It's Bigfoot conference time again--not in northern California, Oregon, Washington, or British Columbia, but in Texas, where "believers" (a rather snarky word on the reporter's part) gathered in Jefferson.
"It's not a matter of believing, like faith, when you believe in something you can't see," said Daryl G. Colyer, a Lorena businessman who has investigated hundreds of reported Bigfoot sightings in Texas, Oklahoma, Arkansas and Louisiana.
From the reporter's viewpoint, however, "believer" is code for "not rational, wears aluminum foil in his hat." I know; I once was one--a reporter, that is.

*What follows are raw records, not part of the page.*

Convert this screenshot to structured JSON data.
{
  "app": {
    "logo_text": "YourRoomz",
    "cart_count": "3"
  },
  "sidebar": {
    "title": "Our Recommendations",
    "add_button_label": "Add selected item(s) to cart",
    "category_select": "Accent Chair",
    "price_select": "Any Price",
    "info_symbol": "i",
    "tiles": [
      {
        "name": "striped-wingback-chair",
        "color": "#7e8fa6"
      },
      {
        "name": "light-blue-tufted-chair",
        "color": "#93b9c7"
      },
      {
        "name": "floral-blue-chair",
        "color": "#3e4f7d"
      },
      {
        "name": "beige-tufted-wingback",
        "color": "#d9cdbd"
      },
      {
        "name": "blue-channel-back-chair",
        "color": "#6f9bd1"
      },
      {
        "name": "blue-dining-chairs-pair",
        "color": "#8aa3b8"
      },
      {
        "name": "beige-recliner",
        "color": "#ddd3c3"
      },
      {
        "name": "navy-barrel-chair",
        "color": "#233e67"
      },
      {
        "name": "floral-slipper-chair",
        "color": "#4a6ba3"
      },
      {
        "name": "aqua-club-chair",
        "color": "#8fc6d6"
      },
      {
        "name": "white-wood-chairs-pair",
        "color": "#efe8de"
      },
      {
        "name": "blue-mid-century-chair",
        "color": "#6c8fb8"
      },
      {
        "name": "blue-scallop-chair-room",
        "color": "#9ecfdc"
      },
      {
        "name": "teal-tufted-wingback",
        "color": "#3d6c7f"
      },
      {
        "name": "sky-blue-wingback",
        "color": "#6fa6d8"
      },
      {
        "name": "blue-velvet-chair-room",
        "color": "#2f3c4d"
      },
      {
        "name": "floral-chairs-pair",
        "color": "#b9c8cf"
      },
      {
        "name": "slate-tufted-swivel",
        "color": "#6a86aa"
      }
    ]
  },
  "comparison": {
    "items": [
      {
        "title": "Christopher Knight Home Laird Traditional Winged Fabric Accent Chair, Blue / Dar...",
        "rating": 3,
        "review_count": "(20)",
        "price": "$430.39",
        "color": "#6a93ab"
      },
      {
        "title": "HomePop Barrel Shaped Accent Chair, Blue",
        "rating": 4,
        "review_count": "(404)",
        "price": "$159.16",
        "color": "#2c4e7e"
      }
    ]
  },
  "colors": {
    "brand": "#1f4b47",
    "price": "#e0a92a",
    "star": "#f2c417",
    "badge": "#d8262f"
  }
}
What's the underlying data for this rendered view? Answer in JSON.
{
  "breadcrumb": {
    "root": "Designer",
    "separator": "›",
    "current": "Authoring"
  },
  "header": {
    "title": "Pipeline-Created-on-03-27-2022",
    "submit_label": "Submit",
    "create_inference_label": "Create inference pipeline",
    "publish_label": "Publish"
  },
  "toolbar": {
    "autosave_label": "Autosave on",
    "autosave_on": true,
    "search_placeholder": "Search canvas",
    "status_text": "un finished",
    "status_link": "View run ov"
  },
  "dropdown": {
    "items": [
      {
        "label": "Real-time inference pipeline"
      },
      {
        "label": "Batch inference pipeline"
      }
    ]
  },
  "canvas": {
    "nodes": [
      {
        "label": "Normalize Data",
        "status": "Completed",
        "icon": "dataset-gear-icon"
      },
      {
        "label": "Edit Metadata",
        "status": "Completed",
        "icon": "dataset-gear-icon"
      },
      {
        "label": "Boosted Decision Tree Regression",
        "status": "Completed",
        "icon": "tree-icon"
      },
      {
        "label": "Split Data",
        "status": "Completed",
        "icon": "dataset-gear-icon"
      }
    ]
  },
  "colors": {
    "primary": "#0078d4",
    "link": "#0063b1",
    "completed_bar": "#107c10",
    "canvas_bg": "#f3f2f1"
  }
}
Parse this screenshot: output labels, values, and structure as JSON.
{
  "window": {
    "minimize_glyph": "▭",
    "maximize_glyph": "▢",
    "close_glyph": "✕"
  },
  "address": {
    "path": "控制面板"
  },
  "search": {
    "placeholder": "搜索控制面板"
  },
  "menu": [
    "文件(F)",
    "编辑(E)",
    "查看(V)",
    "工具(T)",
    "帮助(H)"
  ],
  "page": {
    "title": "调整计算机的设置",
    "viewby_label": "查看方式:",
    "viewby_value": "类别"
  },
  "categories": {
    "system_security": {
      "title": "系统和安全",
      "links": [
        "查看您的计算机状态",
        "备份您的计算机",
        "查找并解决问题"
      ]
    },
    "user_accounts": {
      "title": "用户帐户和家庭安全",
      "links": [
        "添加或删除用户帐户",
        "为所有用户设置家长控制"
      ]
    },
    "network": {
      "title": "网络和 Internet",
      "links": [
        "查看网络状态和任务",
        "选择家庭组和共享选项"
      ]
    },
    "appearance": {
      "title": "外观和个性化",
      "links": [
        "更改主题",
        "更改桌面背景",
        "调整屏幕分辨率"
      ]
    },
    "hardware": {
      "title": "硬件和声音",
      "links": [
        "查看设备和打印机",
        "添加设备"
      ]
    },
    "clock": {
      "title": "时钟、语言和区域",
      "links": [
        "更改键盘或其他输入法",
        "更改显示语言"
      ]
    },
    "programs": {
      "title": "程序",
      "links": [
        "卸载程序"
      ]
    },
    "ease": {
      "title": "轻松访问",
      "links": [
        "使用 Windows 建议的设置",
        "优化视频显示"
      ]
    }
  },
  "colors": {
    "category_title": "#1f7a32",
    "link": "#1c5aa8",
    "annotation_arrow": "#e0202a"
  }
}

"You see one of these things and it changes your whole perception of reality," said Craig Woolheater, the office manager of a Dallas company who co-founded the Texas Bigfoot Research Center in 1999, five years after he said he saw a hairy creature walking along a remote Louisiana road.
Colyer and others estimate that about 2,000 are in North America today, reclusive nocturnal animals living in thickly wooded areas with waterways, eating meat and plants and making nests out of trees and brush.
So if you associate Bigfoot only with the Pacific Northwest, these people beg to differ.
I have no claims of Bigfoot sightings myself, but one rational friend had an interesting experience in SW Colorado. I honestly don't know what is out there, but there is nothing like a wild forest-dwelling humanoid to fuzz the boundaries between "nature" and "culture."